Trudny musi być to sezon dla kibiców Chelsea – nie dość, że ich drużyna ani na moment nie włączyła się poważniej do wyścigu o tytuł, to jeszcze przyszła kampania wygląda na mniej ekscytującą, zabraknie przecież pucharów. A wszystko rok po mistrzostwie, jeśli tak samo skończy Leicester, zrozumiemy to, ale The Blues? To starzy wyjadacze, wystarczy cofnąć się pamięcią o sześć lat, gdy w świetnym stylu wygrywali ligę.
Ostatnia kolejka sezonu 09/10. Kibice United mogą się jeszcze łudzić, ich pupile tracą tylko punkt do Chelsea, więc jest nadzieja, że ta wypadnie z drogi na ostatniej prostej i Czerwone Diabły będą świętować czwarty tytuł z rzędu. Wyzwanie londyńczykom rzucało Wigan, czyli żaden wielki przeciwnik, drużyna, która ledwie utrzymała się w lidze. Więc jeśli fani Manchesteru szukali gdzieś nadziei, to raczej w osobie trenera Chelsea – w Carlo Ancelottim.
Ma facet pecha, a jedni powiedzą nawet, że to już jest brak umiejętności doprowadzania spraw do końca, bo lubi się Włoch wyłożyć na finiszu w prostych sprawach…
– finał Ligi Mistrzów w Stambule, Milan prowadzi z Liverpoolem 3:0 i nikt nie wierzy w cud – no, poza Gerrardem i spółką, którzy ten cud załatwili,
– Milan wygrywa pierwszy mecz z Deportivo 4:1, więc rewanż to formalność, ciężko zaprzepaścić taką zaliczkę – Hiszpanie odprawiają Włochów 4:0,
– Juventus na trzy kolejki przed końcem ma pięć punktów przewagi nad Lazio.

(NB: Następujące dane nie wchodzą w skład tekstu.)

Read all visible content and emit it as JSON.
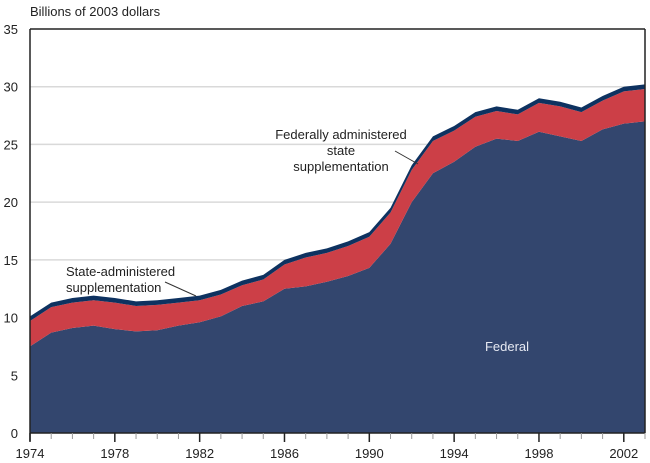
{
  "chart_data": {
    "type": "area",
    "stacked": true,
    "title": "",
    "ylabel": "Billions of 2003 dollars",
    "xlabel": "",
    "ylim": [
      0,
      35
    ],
    "xlim": [
      1974,
      2003
    ],
    "yticks": [
      0,
      5,
      10,
      15,
      20,
      25,
      30,
      35
    ],
    "ytick_labels": [
      "0",
      "5",
      "10",
      "15",
      "20",
      "25",
      "30",
      "35"
    ],
    "xticks_major": [
      1974,
      1978,
      1982,
      1986,
      1990,
      1994,
      1998,
      2002
    ],
    "xtick_labels": [
      "1974",
      "1978",
      "1982",
      "1986",
      "1990",
      "1994",
      "1998",
      "2002"
    ],
    "grid": "horizontal",
    "x": [
      1974,
      1975,
      1976,
      1977,
      1978,
      1979,
      1980,
      1981,
      1982,
      1983,
      1984,
      1985,
      1986,
      1987,
      1988,
      1989,
      1990,
      1991,
      1992,
      1993,
      1994,
      1995,
      1996,
      1997,
      1998,
      1999,
      2000,
      2001,
      2002,
      2003
    ],
    "series": [
      {
        "name": "Federal",
        "color": "#33466e",
        "values": [
          7.5,
          8.7,
          9.1,
          9.3,
          9.0,
          8.8,
          8.9,
          9.3,
          9.6,
          10.1,
          11.0,
          11.4,
          12.5,
          12.7,
          13.1,
          13.6,
          14.3,
          16.4,
          20.0,
          22.5,
          23.5,
          24.8,
          25.5,
          25.3,
          26.1,
          25.7,
          25.3,
          26.3,
          26.8,
          27.0
        ]
      },
      {
        "name": "Federally administered state supplementation",
        "color": "#cc3f47",
        "values": [
          2.2,
          2.2,
          2.2,
          2.2,
          2.3,
          2.2,
          2.2,
          2.0,
          1.9,
          1.9,
          1.8,
          1.9,
          2.1,
          2.5,
          2.5,
          2.6,
          2.7,
          2.7,
          2.8,
          2.8,
          2.7,
          2.6,
          2.4,
          2.3,
          2.5,
          2.6,
          2.5,
          2.5,
          2.8,
          2.8
        ]
      },
      {
        "name": "State-administered supplementation",
        "color": "#0e3260",
        "values": [
          0.4,
          0.4,
          0.4,
          0.4,
          0.4,
          0.4,
          0.4,
          0.4,
          0.4,
          0.4,
          0.4,
          0.4,
          0.4,
          0.4,
          0.4,
          0.4,
          0.4,
          0.4,
          0.4,
          0.4,
          0.4,
          0.4,
          0.4,
          0.4,
          0.4,
          0.4,
          0.4,
          0.4,
          0.4,
          0.4
        ]
      }
    ],
    "annotations": [
      {
        "text_lines": [
          "State-administered",
          "supplementation"
        ],
        "series": "State-administered supplementation",
        "at_x": 1982
      },
      {
        "text_lines": [
          "Federally administered",
          "state",
          "supplementation"
        ],
        "series": "Federally administered state supplementation",
        "at_x": 1992
      },
      {
        "text_lines": [
          "Federal"
        ],
        "series": "Federal",
        "at_x": 1997.5
      }
    ]
  },
  "colors": {
    "gridline": "#d9d9d9",
    "axis": "#222222",
    "leader": "#333333"
  }
}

W składzie gwiazdy: Van der Sar, Davids, Del Piero, Zidane, Inzaghi. Udaje im się dystans roztrwonić i przegrywają Scudetto.
Mogli więc wierzyć fani United, że Carlo znów to zrobi, wpadnie jak głupek z kreskówki, który ślizga się na skórce od banana. Nie ma szans, Włoch pokazał rywalom środkowy palec z pompą – opędzlował Wigan 8:0, nadzieje rywali zgasły już w szóstej minucie, kiedy rozpoczął biesiadę Nicolas Anelka. Hat-tricka strzelił Didier Drogba, swoją bramkę dołożył między innymi Salomon Kalou, a Chelsea wyśrubowała nowy rekord Premier League – zdobyli 103 gole w jednym sezonie ligowym. Poprzedni należał do… Manchesteru United, podopieczni Fergusona mieli w rozgrywkach 99/00 ich o sześć mniej.